我随意选择将输入字符串切片为7500个字符段
散列算法返回varbinary(20)
,可以轻松转换为varchar(20)
ALTER FUNCTION [dbo].[BigHash]
(
@TextValue nvarchar(max)
)
RETURNS varbinary(20)
AS
BEGIN
if @TextValue = null
return hashbytes('SHA1', 'null')
Declare @FirstPart as varchar(7500)
Declare @Remainder as varchar(max)
Declare @RemainderHash as varbinary(20)
Declare @BinaryValue as varbinary(20)
Declare @TextLength as integer
Set @TextLength = len(@TextValue)
if @TextLength > 7500
Begin
Set @FirstPart = substring(@TextValue, 1, 7500)
Set @Remainder = substring(@TextValue, 7501, @TextLength - 7500)
Set @RemainderHash = dbo.BigHash(@Remainder)

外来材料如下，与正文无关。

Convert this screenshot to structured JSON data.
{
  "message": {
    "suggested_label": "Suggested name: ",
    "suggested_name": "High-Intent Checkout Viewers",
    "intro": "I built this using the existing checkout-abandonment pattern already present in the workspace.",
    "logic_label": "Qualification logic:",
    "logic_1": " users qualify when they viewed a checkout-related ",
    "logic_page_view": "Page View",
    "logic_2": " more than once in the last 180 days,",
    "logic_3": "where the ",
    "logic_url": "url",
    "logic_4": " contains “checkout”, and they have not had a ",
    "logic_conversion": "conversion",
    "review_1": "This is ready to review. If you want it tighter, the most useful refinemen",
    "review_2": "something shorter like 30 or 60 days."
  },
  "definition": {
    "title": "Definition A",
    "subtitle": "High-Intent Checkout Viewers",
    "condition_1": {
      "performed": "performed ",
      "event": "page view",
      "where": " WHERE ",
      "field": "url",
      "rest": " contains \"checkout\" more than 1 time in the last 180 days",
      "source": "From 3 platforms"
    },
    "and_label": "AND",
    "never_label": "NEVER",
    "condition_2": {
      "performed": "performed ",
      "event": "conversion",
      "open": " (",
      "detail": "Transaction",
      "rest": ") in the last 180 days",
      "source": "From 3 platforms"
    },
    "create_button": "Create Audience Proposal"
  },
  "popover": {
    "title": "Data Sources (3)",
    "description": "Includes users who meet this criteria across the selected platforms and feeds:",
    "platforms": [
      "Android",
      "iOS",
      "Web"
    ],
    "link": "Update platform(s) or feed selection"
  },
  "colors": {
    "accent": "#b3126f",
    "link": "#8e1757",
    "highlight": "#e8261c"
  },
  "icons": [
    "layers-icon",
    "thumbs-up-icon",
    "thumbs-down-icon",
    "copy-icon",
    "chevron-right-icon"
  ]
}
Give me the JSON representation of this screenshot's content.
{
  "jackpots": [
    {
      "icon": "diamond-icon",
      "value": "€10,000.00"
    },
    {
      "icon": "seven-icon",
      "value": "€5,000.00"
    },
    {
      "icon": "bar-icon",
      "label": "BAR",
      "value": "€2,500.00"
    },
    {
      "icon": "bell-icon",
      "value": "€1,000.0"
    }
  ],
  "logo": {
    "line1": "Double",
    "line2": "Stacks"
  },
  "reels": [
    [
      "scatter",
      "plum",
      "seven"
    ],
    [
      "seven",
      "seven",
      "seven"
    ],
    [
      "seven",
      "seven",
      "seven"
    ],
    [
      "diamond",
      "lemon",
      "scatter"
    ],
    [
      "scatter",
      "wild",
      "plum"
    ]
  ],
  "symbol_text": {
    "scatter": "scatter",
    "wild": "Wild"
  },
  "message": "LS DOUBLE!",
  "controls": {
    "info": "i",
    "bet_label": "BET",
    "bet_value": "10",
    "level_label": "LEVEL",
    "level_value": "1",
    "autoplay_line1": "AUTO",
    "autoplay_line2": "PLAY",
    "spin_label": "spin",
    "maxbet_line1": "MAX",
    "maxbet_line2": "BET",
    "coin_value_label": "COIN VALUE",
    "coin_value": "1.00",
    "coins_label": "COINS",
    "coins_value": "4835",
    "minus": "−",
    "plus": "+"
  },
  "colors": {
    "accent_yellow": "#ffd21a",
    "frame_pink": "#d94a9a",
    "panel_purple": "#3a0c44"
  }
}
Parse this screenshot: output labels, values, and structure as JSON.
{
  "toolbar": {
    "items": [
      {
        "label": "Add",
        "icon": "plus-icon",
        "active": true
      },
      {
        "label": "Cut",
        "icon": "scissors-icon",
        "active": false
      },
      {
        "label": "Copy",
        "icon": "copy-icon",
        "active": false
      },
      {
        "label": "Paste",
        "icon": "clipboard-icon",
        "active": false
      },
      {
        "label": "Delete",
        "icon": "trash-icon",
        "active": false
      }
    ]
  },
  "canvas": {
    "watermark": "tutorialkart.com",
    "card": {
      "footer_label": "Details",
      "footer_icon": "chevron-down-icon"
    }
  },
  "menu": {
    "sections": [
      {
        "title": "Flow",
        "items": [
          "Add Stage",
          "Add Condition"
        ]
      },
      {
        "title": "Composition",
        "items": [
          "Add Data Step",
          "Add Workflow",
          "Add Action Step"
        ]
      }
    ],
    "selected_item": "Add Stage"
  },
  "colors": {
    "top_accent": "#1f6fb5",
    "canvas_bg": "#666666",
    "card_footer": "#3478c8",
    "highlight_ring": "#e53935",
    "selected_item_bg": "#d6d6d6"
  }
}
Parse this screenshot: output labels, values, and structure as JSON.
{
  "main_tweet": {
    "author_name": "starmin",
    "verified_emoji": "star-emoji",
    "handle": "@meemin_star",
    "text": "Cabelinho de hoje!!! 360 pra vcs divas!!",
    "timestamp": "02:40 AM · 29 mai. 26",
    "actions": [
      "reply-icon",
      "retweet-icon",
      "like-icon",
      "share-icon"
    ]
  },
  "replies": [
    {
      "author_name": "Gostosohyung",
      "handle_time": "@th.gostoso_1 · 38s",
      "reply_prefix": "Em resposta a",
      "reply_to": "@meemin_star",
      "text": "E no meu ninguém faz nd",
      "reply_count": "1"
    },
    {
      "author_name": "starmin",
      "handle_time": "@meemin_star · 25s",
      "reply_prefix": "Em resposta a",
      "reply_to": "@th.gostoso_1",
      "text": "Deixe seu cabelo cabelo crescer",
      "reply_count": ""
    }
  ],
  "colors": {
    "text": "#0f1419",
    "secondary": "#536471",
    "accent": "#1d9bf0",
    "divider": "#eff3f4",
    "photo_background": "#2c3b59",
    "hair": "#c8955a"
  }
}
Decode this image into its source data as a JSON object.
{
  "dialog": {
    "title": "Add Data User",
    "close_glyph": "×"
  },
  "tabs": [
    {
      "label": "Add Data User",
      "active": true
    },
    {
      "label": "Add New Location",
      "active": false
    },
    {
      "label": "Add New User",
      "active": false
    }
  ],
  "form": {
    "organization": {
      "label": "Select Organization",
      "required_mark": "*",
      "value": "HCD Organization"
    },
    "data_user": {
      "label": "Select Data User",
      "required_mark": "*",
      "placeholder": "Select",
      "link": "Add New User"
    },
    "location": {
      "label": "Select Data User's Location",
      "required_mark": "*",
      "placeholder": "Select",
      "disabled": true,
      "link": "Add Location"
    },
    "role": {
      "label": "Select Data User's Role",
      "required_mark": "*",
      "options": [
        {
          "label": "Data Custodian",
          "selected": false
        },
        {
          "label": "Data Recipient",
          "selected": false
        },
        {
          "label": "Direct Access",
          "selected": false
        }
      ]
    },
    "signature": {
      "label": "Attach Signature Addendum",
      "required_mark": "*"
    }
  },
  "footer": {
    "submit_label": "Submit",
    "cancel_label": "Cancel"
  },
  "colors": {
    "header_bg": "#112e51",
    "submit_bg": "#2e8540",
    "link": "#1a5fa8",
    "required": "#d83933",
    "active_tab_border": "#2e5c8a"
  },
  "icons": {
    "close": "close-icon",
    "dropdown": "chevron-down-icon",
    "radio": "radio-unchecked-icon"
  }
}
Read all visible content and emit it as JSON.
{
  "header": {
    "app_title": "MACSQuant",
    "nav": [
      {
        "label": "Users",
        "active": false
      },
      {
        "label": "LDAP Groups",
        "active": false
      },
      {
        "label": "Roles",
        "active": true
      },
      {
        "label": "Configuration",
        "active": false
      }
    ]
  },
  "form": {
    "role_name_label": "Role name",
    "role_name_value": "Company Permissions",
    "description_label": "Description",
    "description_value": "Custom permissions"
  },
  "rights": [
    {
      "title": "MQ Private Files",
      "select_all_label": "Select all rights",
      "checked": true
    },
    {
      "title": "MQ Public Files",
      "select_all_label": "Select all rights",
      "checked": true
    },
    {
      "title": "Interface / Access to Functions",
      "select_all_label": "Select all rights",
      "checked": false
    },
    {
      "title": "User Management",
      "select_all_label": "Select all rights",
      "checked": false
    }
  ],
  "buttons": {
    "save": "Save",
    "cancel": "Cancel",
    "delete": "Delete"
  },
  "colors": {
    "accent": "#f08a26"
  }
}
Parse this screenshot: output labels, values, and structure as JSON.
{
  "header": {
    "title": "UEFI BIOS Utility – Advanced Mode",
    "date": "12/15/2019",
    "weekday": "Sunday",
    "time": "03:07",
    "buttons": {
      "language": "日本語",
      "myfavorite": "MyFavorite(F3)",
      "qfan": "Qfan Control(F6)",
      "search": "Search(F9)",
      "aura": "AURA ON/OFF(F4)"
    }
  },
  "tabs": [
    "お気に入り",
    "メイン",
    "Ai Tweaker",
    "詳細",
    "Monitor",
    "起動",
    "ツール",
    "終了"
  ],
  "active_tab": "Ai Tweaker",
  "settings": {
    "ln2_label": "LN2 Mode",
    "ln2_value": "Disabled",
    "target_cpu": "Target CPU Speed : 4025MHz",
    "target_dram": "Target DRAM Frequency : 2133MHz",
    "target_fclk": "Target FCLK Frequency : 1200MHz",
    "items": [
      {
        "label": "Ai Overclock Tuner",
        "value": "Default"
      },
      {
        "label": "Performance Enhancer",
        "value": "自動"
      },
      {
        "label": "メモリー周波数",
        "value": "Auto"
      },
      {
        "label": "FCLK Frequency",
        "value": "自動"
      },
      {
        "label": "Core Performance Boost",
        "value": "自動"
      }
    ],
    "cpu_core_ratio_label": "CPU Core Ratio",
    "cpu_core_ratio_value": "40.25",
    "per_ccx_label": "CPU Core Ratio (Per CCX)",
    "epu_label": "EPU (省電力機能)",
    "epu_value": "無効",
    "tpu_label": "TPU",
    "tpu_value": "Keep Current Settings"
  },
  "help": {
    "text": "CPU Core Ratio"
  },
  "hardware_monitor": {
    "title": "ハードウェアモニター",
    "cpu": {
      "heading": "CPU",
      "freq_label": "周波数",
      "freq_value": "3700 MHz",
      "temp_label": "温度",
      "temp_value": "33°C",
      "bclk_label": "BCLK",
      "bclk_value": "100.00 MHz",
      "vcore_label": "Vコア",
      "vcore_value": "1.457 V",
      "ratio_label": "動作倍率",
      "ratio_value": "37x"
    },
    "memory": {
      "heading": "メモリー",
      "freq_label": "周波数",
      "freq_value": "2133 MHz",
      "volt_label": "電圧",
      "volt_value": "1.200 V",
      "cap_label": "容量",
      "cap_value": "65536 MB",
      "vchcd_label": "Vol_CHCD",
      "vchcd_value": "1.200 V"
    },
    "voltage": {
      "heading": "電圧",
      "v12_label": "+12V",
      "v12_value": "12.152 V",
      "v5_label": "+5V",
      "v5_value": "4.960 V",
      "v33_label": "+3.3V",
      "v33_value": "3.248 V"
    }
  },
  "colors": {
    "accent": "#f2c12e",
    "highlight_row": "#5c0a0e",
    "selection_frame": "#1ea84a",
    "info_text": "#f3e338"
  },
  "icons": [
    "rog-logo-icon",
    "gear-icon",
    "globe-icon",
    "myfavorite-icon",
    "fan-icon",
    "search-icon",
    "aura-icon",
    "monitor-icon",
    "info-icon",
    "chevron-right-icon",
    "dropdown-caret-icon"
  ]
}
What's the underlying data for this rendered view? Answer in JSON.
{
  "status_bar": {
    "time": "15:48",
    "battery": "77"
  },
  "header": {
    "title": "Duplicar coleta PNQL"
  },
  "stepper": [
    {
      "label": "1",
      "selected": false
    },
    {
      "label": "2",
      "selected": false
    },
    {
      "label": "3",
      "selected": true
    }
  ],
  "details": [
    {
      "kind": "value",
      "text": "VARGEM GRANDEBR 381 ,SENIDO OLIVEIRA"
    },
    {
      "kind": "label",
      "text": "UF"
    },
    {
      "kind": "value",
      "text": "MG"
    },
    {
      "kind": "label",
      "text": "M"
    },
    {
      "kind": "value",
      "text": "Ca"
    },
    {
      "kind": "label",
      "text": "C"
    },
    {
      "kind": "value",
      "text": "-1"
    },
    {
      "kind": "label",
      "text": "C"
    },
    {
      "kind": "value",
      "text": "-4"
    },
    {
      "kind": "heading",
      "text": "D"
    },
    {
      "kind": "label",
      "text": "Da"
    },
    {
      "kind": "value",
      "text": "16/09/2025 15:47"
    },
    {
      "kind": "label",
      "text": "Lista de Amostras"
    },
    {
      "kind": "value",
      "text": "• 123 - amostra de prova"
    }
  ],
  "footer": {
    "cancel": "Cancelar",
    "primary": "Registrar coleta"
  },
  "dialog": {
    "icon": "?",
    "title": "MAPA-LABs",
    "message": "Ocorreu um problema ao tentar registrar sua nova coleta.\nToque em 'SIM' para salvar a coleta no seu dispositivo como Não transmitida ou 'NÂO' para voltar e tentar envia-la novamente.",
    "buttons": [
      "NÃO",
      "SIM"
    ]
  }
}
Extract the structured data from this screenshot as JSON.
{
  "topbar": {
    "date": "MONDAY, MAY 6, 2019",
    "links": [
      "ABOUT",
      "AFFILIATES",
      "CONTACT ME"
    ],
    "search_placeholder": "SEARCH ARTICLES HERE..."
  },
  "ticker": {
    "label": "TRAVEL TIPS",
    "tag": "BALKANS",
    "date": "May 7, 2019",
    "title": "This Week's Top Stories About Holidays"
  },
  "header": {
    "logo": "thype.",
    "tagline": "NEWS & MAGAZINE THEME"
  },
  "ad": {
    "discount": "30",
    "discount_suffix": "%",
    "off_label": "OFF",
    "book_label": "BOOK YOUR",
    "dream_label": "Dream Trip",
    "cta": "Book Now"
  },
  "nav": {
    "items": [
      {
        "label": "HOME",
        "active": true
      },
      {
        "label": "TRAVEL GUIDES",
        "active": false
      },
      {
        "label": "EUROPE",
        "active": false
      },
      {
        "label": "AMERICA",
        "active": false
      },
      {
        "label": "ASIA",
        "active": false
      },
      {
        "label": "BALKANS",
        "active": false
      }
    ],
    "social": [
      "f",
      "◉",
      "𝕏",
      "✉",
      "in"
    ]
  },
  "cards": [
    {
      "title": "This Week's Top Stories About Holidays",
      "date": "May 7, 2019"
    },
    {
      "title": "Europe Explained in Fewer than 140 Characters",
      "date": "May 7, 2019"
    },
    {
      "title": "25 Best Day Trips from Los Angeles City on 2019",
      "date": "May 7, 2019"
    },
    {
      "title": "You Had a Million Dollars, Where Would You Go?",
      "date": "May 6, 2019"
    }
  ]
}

Set @BinaryValue = hashbytes('SHA1', @FirstPart + convert( varchar(20), @RemainderHash, 2 ))
return @BinaryValue
End
else
Begin
Set @FirstPart = substring(@TextValue, 1, @TextLength)
Set @BinaryValue = hashbytes('SHA1', @FirstPart)
return @BinaryValue
End
return null
END